Spatially-Attentive Patch-Hierarchical Network for Adaptive Motion Deblurring (2004.05343v1)

Abstract: This paper tackles the problem of motion deblurring of dynamic scenes. Although end-to-end fully convolutional designs have recently advanced the state-of-the-art in non-uniform motion deblurring, their performance-complexity trade-off is still sub-optimal. Existing approaches achieve a large receptive field by increasing the number of generic convolution layers and kernel-size, but this comes at the expense of of the increase in model size and inference speed. In this work, we propose an efficient pixel adaptive and feature attentive design for handling large blur variations across different spatial locations and process each test image adaptively. We also propose an effective content-aware global-local filtering module that significantly improves performance by considering not only global dependencies but also by dynamically exploiting neighbouring pixel information. We use a patch-hierarchical attentive architecture composed of the above module that implicitly discovers the spatial variations in the blur present in the input image and in turn, performs local and global modulation of intermediate features. Extensive qualitative and quantitative comparisons with prior art on deblurring benchmarks demonstrate that our design offers significant improvements over the state-of-the-art in accuracy as well as speed.

Spatially-Attentive Patch-Hierarchical Network for Adaptive Motion Deblurring

The paper under consideration presents a novel approach to address the complex challenge of motion deblurring, particularly for dynamic scenes where blurs are non-uniform due to motion variations. The authors introduce the Spatially-Attentive Patch-Hierarchical Network (SAP-HN), which endeavors to enhance the balance between performance and computational efficiency, a prevalent issue in current state-of-the-art models for non-uniform motion deblurring.

Core Contributions

The authors put forward several key contributions:

1. Pixel Adaptive and Feature Attentive Design: The proposed architecture adapts to spatial variations in motion blur, dynamically processing each test image. This adaptive approach acknowledges the non-uniform nature of blur and optimally adjusts the processing for various spatial locations.
2. Content-Aware Global-Local Filtering Module: This novel module considers both global dependencies and neighboring pixel information, integrating these aspects to improve performance beyond traditional CNN-based approaches. This module is integrated into a patch-hierarchical attentive architecture, which provides local and global modulation of features by implicitly acknowledging spatial variations in blur.
3. Efficient Model Design: By utilizing a hierarchical and patch-based processing structure combined with dynamic modules, the authors achieve a significant improvement in deblurring accuracy and inference time, outperforming existing methods on renowned benchmarks.

Methodological Advancements

The SAP-HN leverages recent advances in attention mechanisms, applying them in a manner that is computationally viable for image deblurring tasks. The network incorporates a combination of self-attention and cross-attention mechanisms, providing a multi-faceted approach to identifying and amending blur within images.

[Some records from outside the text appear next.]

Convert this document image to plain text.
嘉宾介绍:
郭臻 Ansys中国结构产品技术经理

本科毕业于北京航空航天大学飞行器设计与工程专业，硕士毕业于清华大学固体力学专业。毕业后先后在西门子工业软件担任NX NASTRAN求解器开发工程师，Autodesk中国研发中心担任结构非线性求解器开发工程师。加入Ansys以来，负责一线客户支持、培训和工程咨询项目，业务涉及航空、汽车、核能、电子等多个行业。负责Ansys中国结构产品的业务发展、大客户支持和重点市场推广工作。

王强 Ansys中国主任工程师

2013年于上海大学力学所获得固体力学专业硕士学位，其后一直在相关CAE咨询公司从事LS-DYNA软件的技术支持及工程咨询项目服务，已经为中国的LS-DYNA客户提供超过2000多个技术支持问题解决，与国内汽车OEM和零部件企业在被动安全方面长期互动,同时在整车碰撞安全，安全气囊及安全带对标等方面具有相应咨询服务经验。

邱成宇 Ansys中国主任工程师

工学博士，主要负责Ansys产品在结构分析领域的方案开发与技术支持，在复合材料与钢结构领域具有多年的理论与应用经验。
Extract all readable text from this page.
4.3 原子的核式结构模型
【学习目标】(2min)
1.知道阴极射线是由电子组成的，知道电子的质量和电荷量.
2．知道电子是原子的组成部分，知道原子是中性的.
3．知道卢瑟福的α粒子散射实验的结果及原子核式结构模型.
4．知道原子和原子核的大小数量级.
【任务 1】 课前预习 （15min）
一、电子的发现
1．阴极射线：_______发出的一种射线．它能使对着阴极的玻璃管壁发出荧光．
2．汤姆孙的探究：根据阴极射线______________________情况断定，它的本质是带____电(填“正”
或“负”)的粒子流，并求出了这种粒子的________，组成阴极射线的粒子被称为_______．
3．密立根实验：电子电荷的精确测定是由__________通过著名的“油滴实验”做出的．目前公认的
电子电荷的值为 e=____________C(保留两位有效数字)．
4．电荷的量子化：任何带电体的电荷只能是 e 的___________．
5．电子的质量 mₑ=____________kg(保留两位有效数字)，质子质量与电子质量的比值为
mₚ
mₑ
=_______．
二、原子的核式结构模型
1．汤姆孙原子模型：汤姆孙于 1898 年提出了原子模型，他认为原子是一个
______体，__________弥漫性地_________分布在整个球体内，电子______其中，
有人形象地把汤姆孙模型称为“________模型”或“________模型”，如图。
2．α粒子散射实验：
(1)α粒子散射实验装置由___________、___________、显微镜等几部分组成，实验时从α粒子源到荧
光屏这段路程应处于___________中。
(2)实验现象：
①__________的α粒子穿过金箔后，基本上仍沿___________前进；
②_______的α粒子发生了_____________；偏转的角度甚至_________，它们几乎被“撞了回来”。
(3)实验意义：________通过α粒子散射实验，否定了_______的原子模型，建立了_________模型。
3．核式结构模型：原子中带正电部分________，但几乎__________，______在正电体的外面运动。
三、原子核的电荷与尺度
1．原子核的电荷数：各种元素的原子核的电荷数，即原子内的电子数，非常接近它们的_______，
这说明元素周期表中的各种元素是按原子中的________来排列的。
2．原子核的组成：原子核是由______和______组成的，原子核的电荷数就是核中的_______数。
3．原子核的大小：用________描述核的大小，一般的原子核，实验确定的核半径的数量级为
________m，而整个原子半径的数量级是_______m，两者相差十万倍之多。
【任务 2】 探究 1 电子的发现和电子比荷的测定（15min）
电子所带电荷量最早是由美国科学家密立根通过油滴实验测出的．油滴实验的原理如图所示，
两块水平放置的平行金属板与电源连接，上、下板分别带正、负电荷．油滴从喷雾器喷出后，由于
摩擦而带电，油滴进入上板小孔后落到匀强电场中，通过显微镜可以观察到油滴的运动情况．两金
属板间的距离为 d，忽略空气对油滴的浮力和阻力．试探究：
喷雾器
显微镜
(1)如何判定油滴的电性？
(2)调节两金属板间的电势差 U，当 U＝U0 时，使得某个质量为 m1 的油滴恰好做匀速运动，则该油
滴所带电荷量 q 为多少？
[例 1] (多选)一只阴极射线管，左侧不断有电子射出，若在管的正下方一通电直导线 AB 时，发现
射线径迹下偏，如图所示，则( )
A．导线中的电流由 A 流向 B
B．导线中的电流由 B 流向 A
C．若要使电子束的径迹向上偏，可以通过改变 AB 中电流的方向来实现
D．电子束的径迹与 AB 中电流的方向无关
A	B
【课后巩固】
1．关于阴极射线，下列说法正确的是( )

Furthermore, a pixel-dependent filtering module adjusts both the local filter weights and spatial offsets, attesting to the method's adaptability and robustness.

In an architectural context, the network avoids traditional cascading convolutional layers, opting instead for a patch-hierarchical structure. This strategy, inspired by multiscale processing but devoid of its drawbacks, affords efficient handling of large dynamic blurs while reducing computational overhead.

Performance Evaluation

The effectiveness of SAP-HN is quantitatively and qualitatively validated against state-of-the-art methods on datasets such as GoPro and HIDE. The results indicate an edge of up to 3x improvement in inference speed and meaningful gains in PSNR and SSIM metrics. These empirical findings are aligned with the theoretical underpinnings of the architecture, showcasing its potential for practical implementation in deblurring tasks where real-time processing is crucial.

Theoretical and Practical Implications

The introduction of spatially attentive processing modules within a patch-hierarchical network signifies a noteworthy step towards resolving the traditional trade-off between network depth and receptive field size in CNNs. The proposed structure, which enhances spatial awareness and feature modulation, could be extrapolated to other image restoration tasks that face similar spatial dependency challenges.

This work also opens pathways for future exploration in image processing within limited resource environments. By advancing content-adaptive processing techniques, the paper lays a foundation for developing models that efficiently manage computational resources without sacrificing accuracy, a crucial consideration in deploying solutions in real-world applications such as surveillance and mobile photography.

In summary, the paper delivers a significant evolution in the motion deblurring landscape through the innovative integration of adaptive and spatially-aware processing methodologies, proving its utility in both theoretical exploration and practical deployment within the field of image processing.